Groups Warn IMF, World Bank That Proposed Loans Will Worsen Indonesian Crises
In a letter sent today to the heads of the World Bank and the International Monetary Fund (IMF), an international coalition of environmental, development, and human rights groups warned that current and proposed loans totaling tens of billions of dollars to Indonesia may worsen the country’s economic meltdown and deepen an environmental and social crisis of unprecedented proportions. The 55 groups, representing six million members and supporters in nineteen countries, are increasingly concerned that the IMF and World Bank are supporting the second biggest public bailout in history without sufficient political will, consistency, and monitoring to ensure that the Suharto regime will undertake even the most elementary reforms.
“We are deeply concerned over the IMF’s lack of success in disbanding government approved monopolies and cartels,” said EDF scientist Stephanie Fried. “Monopolies such as the plywood, paper and rattan cartels have caused massive environmental and social destruction and engendered huge economic inefficiencies.”

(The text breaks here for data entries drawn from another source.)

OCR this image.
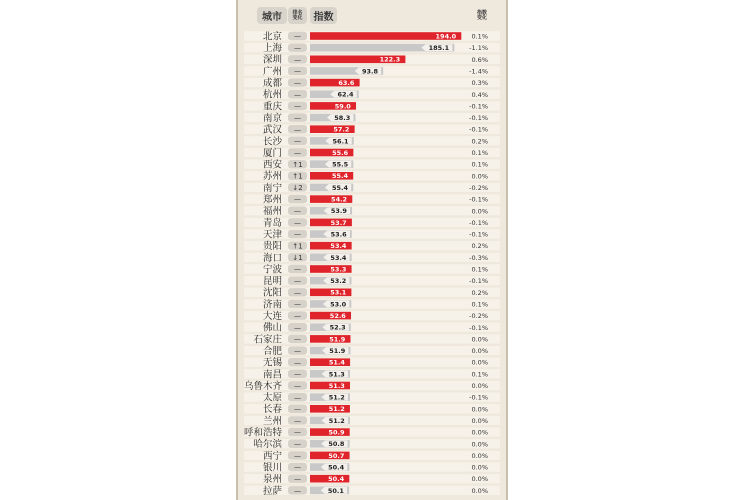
城市	排名
变化	指数	指数
变化
北京 —	194.0 0.1%
上海 —	185.1	-1.1%
深圳 —	122.3	0.6%
广州 —	93.8	-1.4%
成都 —	63.6	0.3%
杭州 —	62.4	0.4%
重庆 —	59.0	-0.1%
南京 —	58.3	-0.1%
武汉 —	57.2	-0.1%
长沙 —	56.1	0.2%
厦门 —	55.6	0.1%
西安 ↑1	55.5	0.1%
苏州 ↑1	55.4	0.0%
南宁 ↓2	55.4	-0.2%
郑州 —	54.2	-0.1%
福州 —	53.9	0.0%
青岛 —	53.7	-0.1%
天津 —	53.6	-0.1%
贵阳 ↑1	53.4	0.2%
海口 ↓1	53.4	-0.3%
宁波 —	53.3	0.1%
昆明 —	53.2	-0.1%
沈阳 —	53.1	0.2%
济南 —	53.0	0.1%
大连 —	52.6	-0.2%
佛山 —	52.3	-0.1%
石家庄 —	51.9	0.0%
合肥 —	51.9	0.0%
无锡 —	51.4	0.0%
南昌 —	51.3	0.1%
乌鲁木齐 —	51.3	0.0%
太原 —	51.2	-0.1%
长春 —	51.2	0.0%
兰州 —	51.2	0.0%
呼和浩特 —	50.9	0.0%
哈尔滨 —	50.8	0.0%
西宁 —	50.7	0.0%
银川 —	50.4	0.0%
泉州 —	50.4	0.0%
拉萨 —	50.1	0.0%
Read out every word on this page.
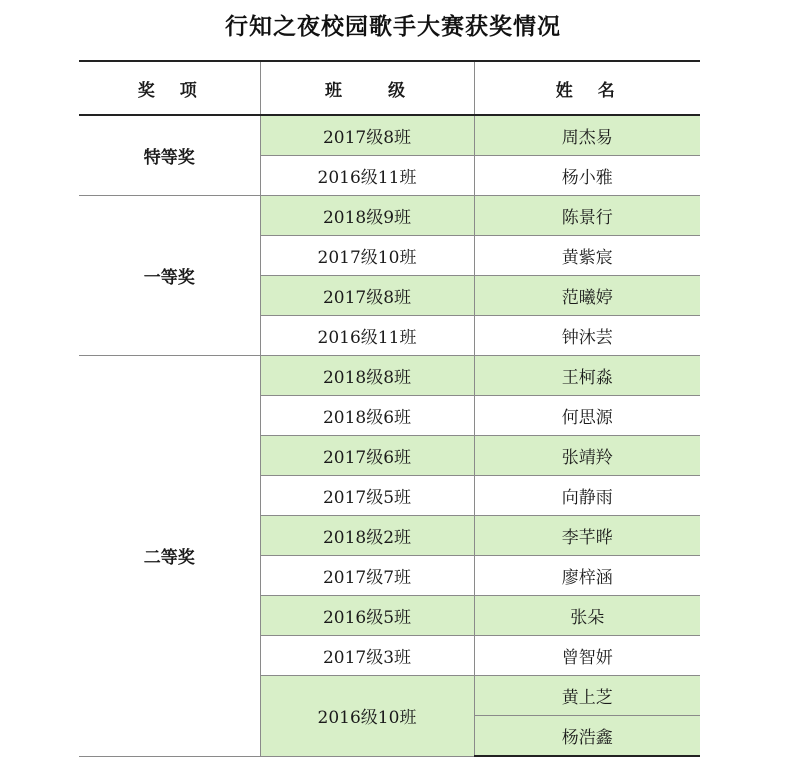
行知之夜校园歌手大赛获奖情况
奖　项	班　　级	姓　名
特等奖	2017级8班	周杰易
	2016级11班	杨小雅
一等奖	2018级9班	陈景行
	2017级10班	黄紫宸
	2017级8班	范曦婷
	2016级11班	钟沐芸
二等奖	2018级8班	王柯淼
	2018级6班	何思源
	2017级6班	张靖羚
	2017级5班	向静雨
	2018级2班	李芊晔
	2017级7班	廖梓涵
	2016级5班	张朵
	2017级3班	曾智妍
	2016级10班	黄上芝
		杨浩鑫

The January, 1998 IMF letter of intent with the Indonesian Government explicitly calls for removing “all formal and informal barriers to investment in palm oil plantations.” Fried said that “a significant part of last year’s disastrous Indonesia forest fires were associated with plantation expansion, and there are reports of attempts at forced plantation establishment on the forested lands of indigenous peoples in Borneo in the wake of the IMF letter of intent.”
“The IMF and World Bank will lack all credibility in calling for greater financial transparency and accountability in Indonesia and East Asia if they do not undertake reforms to carry out the same principles in their own operations, starting with the bail-out package in Indonesia,” said EDF senior attorney Bruce Rich.

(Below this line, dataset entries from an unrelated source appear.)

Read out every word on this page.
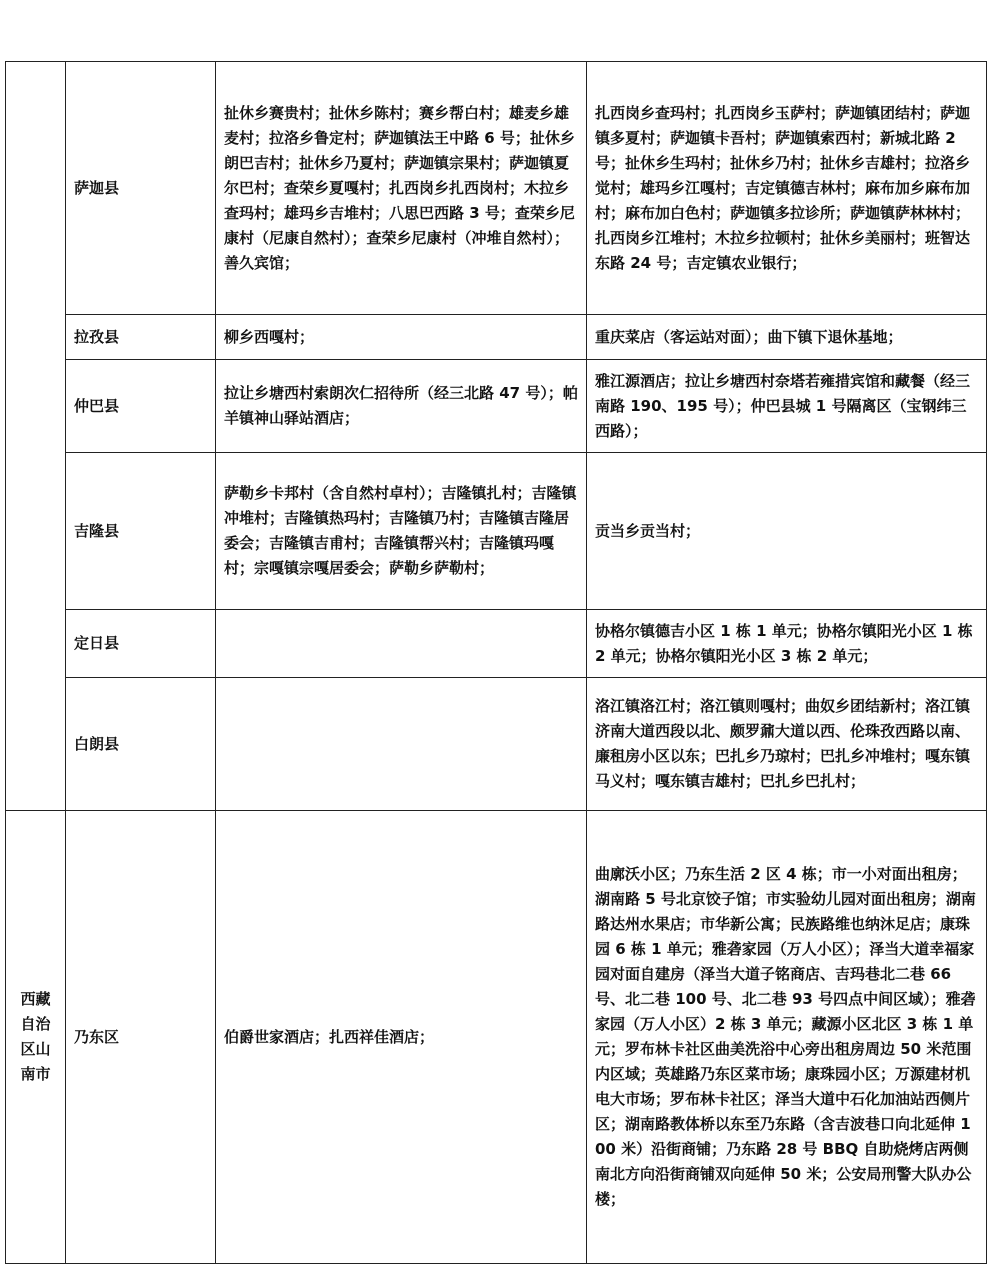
	萨迦县	扯休乡赛贵村；扯休乡陈村；赛乡帮白村；雄麦乡雄麦村；拉洛乡鲁定村；萨迦镇法王中路 6 号；扯休乡朗巴吉村；扯休乡乃夏村；萨迦镇宗果村；萨迦镇夏尔巴村；查荣乡夏嘎村；扎西岗乡扎西岗村；木拉乡查玛村；雄玛乡吉堆村；八思巴西路 3 号；查荣乡尼康村（尼康自然村）；查荣乡尼康村（冲堆自然村）；善久宾馆；	扎西岗乡查玛村；扎西岗乡玉萨村；萨迦镇团结村；萨迦镇多夏村；萨迦镇卡吾村；萨迦镇索西村；新城北路 2 号；扯休乡生玛村；扯休乡乃村；扯休乡吉雄村；拉洛乡觉村；雄玛乡江嘎村；吉定镇德吉林村；麻布加乡麻布加村；麻布加白色村；萨迦镇多拉诊所；萨迦镇萨林林村；扎西岗乡江堆村；木拉乡拉顿村；扯休乡美丽村；班智达东路 24 号；吉定镇农业银行；
	拉孜县	柳乡西嘎村；	重庆菜店（客运站对面）；曲下镇下退休基地；
	仲巴县	拉让乡塘西村索朗次仁招待所（经三北路 47 号）；帕羊镇神山驿站酒店；	雅江源酒店；拉让乡塘西村奈塔若雍措宾馆和藏餐（经三南路 190、195 号）；仲巴县城 1 号隔离区（宝钢纬三西路）；
	吉隆县	萨勒乡卡邦村（含自然村卓村）；吉隆镇扎村；吉隆镇冲堆村；吉隆镇热玛村；吉隆镇乃村；吉隆镇吉隆居委会；吉隆镇吉甫村；吉隆镇帮兴村；吉隆镇玛嘎村；宗嘎镇宗嘎居委会；萨勒乡萨勒村；	贡当乡贡当村；
	定日县		协格尔镇德吉小区 1 栋 1 单元；协格尔镇阳光小区 1 栋 2 单元；协格尔镇阳光小区 3 栋 2 单元；
	白朗县		洛江镇洛江村；洛江镇则嘎村；曲奴乡团结新村；洛江镇济南大道西段以北、颇罗鼐大道以西、伦珠孜西路以南、廉租房小区以东；巴扎乡乃琼村；巴扎乡冲堆村；嘎东镇马义村；嘎东镇吉雄村；巴扎乡巴扎村；
西藏自治区山南市	乃东区	伯爵世家酒店；扎西祥佳酒店；	曲廓沃小区；乃东生活 2 区 4 栋；市一小对面出租房；湖南路 5 号北京饺子馆；市实验幼儿园对面出租房；湖南路达州水果店；市华新公寓；民族路维也纳沐足店；康珠园 6 栋 1 单元；雅砻家园（万人小区）；泽当大道幸福家园对面自建房（泽当大道子铭商店、吉玛巷北二巷 66 号、北二巷 100 号、北二巷 93 号四点中间区域）；雅砻家园（万人小区）2 栋 3 单元；藏源小区北区 3 栋 1 单元；罗布林卡社区曲美洗浴中心旁出租房周边 50 米范围内区域；英雄路乃东区菜市场；康珠园小区；万源建材机电大市场；罗布林卡社区；泽当大道中石化加油站西侧片区；湖南路教体桥以东至乃东路（含吉波巷口向北延伸 100 米）沿街商铺；乃东路 28 号 BBQ 自助烧烤店两侧南北方向沿街商铺双向延伸 50 米；公安局刑警大队办公楼；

The letter called upon the World Bank and IMF to hold Indonesia to its initial agreement with the IMF. The agreement would dismantle environmentally and socially harmful cartels and monopolies involving trade of plywood, rattan, paper and other non-food commodities and halt subsidies for mega-projects which should include those that threaten two million hectares of tropical forest in Kalimantan (Borneo) and Irian Jaya. The letter warned that explicit encouragement of investment in palm oil plantations by the IMF risks fueling further burning of forests associated with expansion of plantations, exacerbating an ongoing environmental catastrophe. In addition, the groups urged the Bretton Woods Institutions to promote greater transparency in their current operations in Indonesia. Two proposed billion dollar quick- disbursing loans of the World Bank are currently exempt from its own environmental, social and information disclosure directives. The IMF’s call for greater transparency in Asian economies will lack credibility if the Fund does not undertake long overdue reforms to make its own operations more open.
The letter from the 55 NGOs, including leading Indonesian research and advocacy groups, notes that two huge proposed plantation projects that receive Indonesian government subsidies will “have disastrous implications for tropical forest resources, the sustainability of indigenous local economies, and risk expanding forest fires that will damage not just national but regional economic well being.”